# Ready Fuel or Fuel Reserve?



## sdgmcdon (May 6, 2012)

I wanted to add to my preparedness supplies with some "fuel" for heating/boiling water for freeze dried foods etc. I have a small propane burner which works quite well however then I have to store a LOT of propane to have it on hand to use for any prolonged issues; and I have no outside area to store it.

So as an alternative I've been looking at Ready Fuel (Linked here) and Fuel Reserve (Linked here).

Anyone have any experience with these? Opinions on which works better then the other etc?

Pricing aside, wanting to know which actually WORKS best for boiling water etc.

Thanks!


----------



## BillS (May 30, 2011)

That sounds incredibly expensive compared to kerosene. You can buy kerosene cooking stoves from St Paul Mercantile. That's what I have. I also have a camp stove with 30 gallons of coleman fuel. In Wisconsin you can buy bulk kerosene for about $4.50 a gallon.


----------



## sdgmcdon (May 6, 2012)

BillS said:


> That sounds incredibly expensive compared to kerosene. You can buy kerosene cooking stoves from St Paul Mercantile. That's what I have. I also have a camp stove with 30 gallons of coleman fuel. In Wisconsin you can buy bulk kerosene for about $4.50 a gallon.

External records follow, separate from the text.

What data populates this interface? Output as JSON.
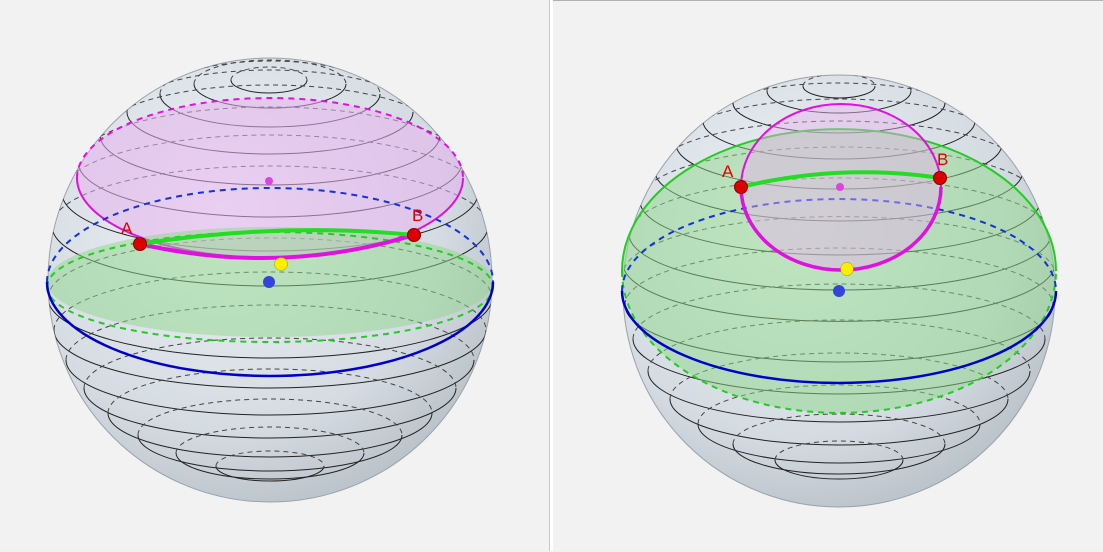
{
  "figure": {
    "panels": [
      {
        "id": "left",
        "point_labels": {
          "a": "A",
          "b": "B"
        }
      },
      {
        "id": "right",
        "point_labels": {
          "a": "A",
          "b": "B"
        }
      }
    ]
  },
  "colors": {
    "background": "#f2f2f2",
    "sphere_fill": "#c4ccd4",
    "latitude_lines": "#222222",
    "great_circle": "#0000cc",
    "small_circle": "#e010e0",
    "small_circle_fill": "#e8b0f0",
    "geodesic_arc": "#22cc22",
    "green_cap_fill": "#8fd88a",
    "endpoint": "#dd0000",
    "midpoint": "#ffee00",
    "center_point": "#3344dd",
    "small_circle_center": "#dd44dd",
    "label_color": "#dd0000"
  }
}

What cooking stove do you have? And where can you buy kerosene in bulk?


----------



## talob (Sep 16, 2009)

I've also been looking at a kerosene stove for backup cooking, at one time had two hundred fifty gal of kerosene stored gotta start over now looking at setting up for a hundred gal, am also looking at building a solar oven, anyone recommend any good plans for one? I have a couple but would like more ideas.


----------



## LincTex (Apr 1, 2011)

In order of preference:

1) Wood. I have enough wood around me to cook 10,000 meals if using a "rocket stove". I keep a tea kettle of water on top of the wood-burning stove; I could use it for warming but not much cooking. I could build a wood burning cook stove in a pinch if needed.

2) Propane. A single 20 lb (grill size) bottle will cook meals at my house for a month at least. No need to go outside, like cooking with wood/rocket stove. 
Best saved for "rainy days" (and snowy days!)

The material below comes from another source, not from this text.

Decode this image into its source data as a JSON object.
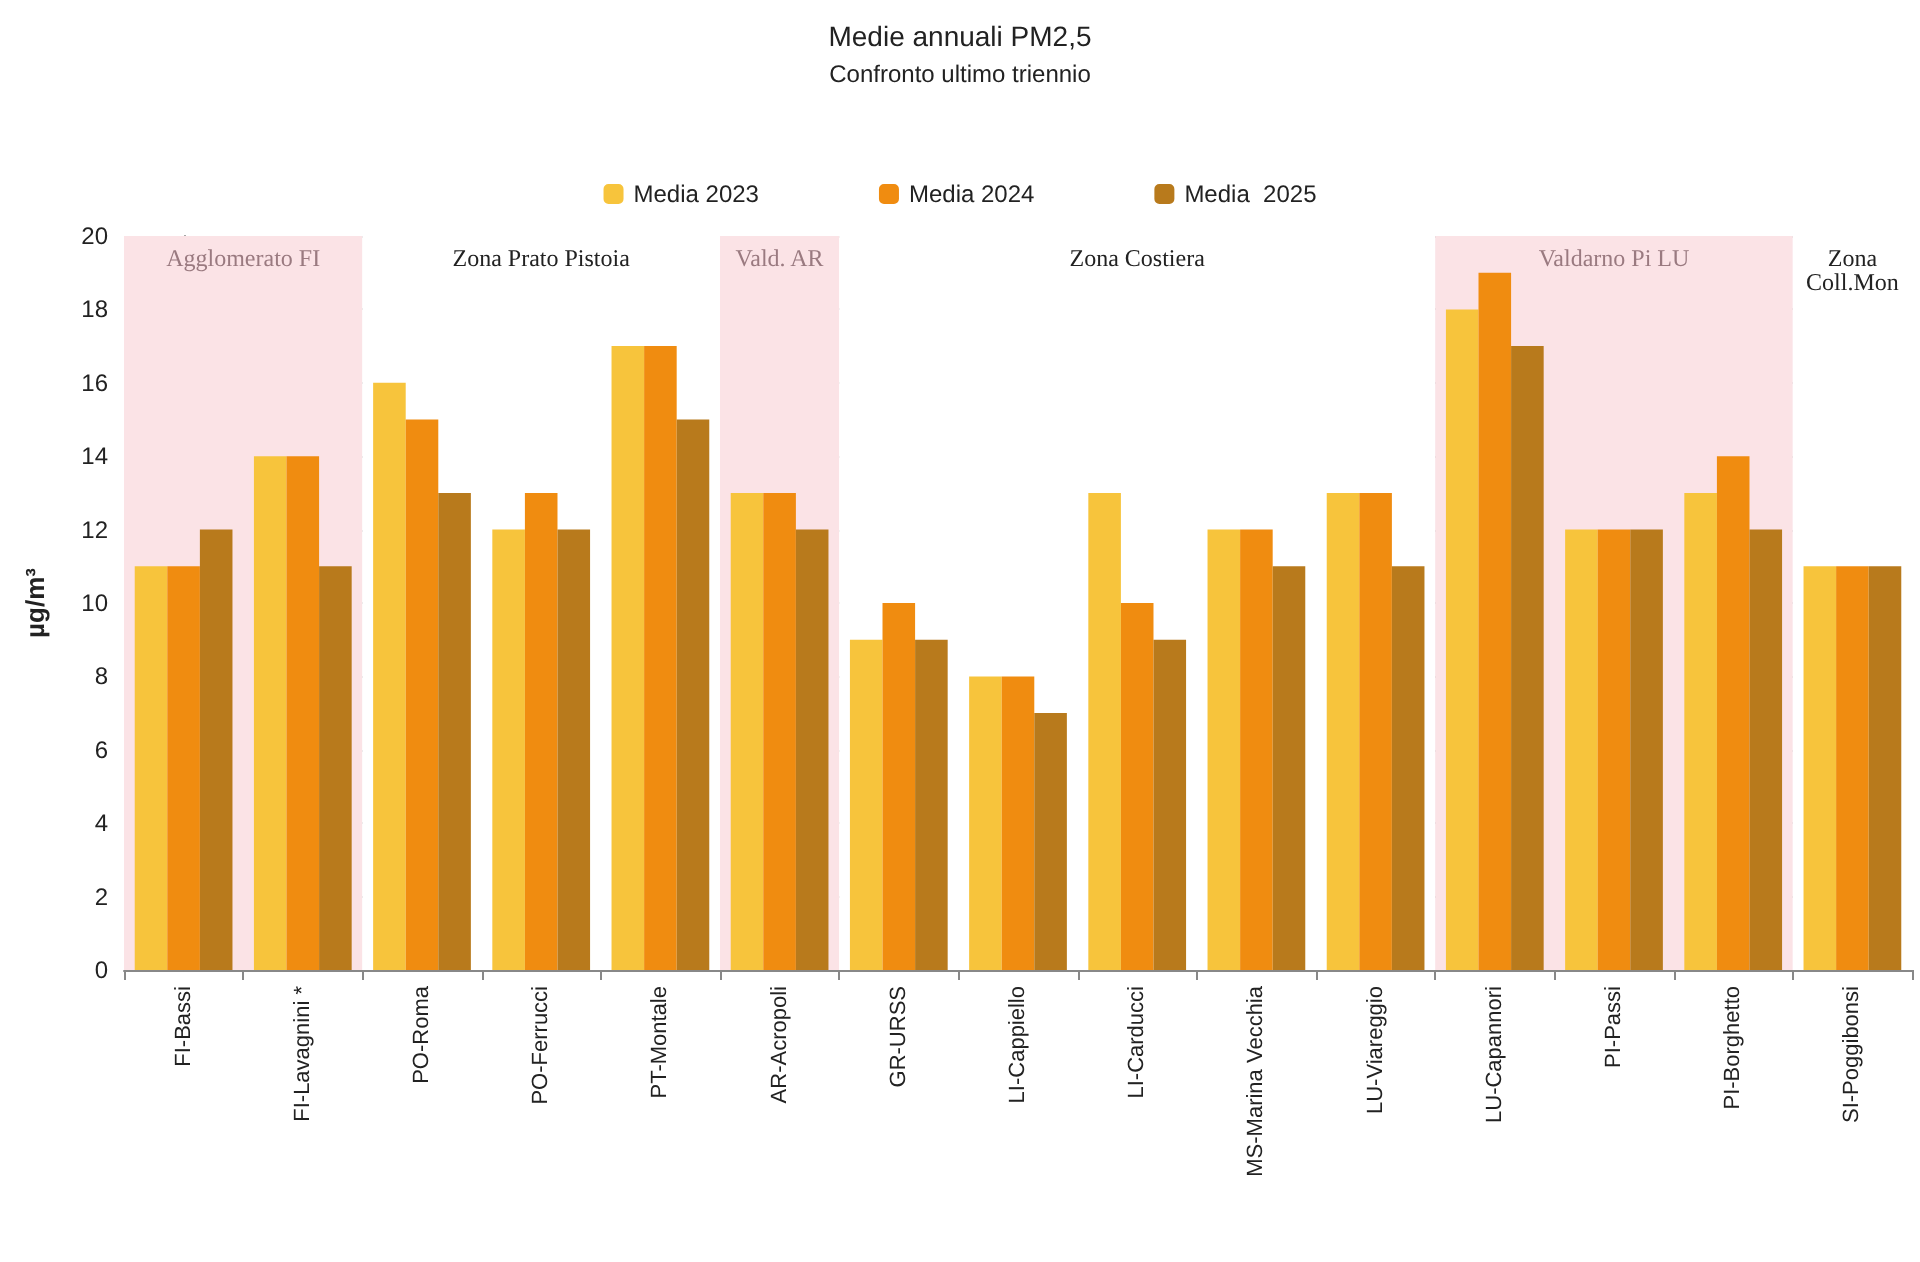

3) Coleman camp stove and about 10 gallons of Coleman fuel. I have it for "just in case" but never, ever use it.

Everything in what I typed can be bought pretty dang cheap if not for FREE. I see 20 lb grill bottles sell for $5-$10 all the time, and a small propane camp stove or table top grill is only $20-$30, or a *LOT* cheaper at garage sales. 

I don't buy ANYTHING new (except the Coleman fuel). There are still plenty of deals to be had when you look around!


----------



## cowboyhermit (Nov 10, 2012)

Both of those look like they would work fine, no personal experience here, like you said that is not counting pricing. 
Have you considered alcohol? If I had to store fuel inside then that would be my first choice, no odor, huge selection of stoves from restaurant chafing pots to ultralight backpacking models, and of course you can make one very easily.
Alcohol is relatively safe in storage and has a virtually infinite shelf life if sealed. You can burn any kind of alcohol with sufficient purity. The only down side I can think of is that pure alcohol has an almost invisible flame.


----------



## jsriley5 (Sep 22, 2012)

Been like 30 years but I had a chemestry set once upon a time and it had a simple little alcohol burner in it. I n the instructions it suggested putting just a little of one of the chems in it to make the flame burn yellow so you could see it. Can't remember what that chem was but it only took a tiny amount. Seems you could look that up and resolve the clear flame issue. 

Sorry no knowledge of the items in the original OP question.


----------



## cowboyhermit (Nov 10, 2012)

To make alcohol flame more visible I know salt works but doesn't dissolve that great and can leave a residue. A couple drops of gasoline or coleman fuel works too but needs to be used cautiously. Have heard of borax but never tried it.
Hasn't really been an issue for me because I haven't used it for light and am usually pretty cautious when cooking.


----------



## jsriley5 (Sep 22, 2012)

Ya know the borax sounds familliar might be the one I used way back when. Wish I could say I really paid attention to any changes in deposits on test tubes and such but I didn't I probably would have if it had been really dirty though. And it wasn't stinky or fumey I do remember as I was in the house in a utility room with it.


----------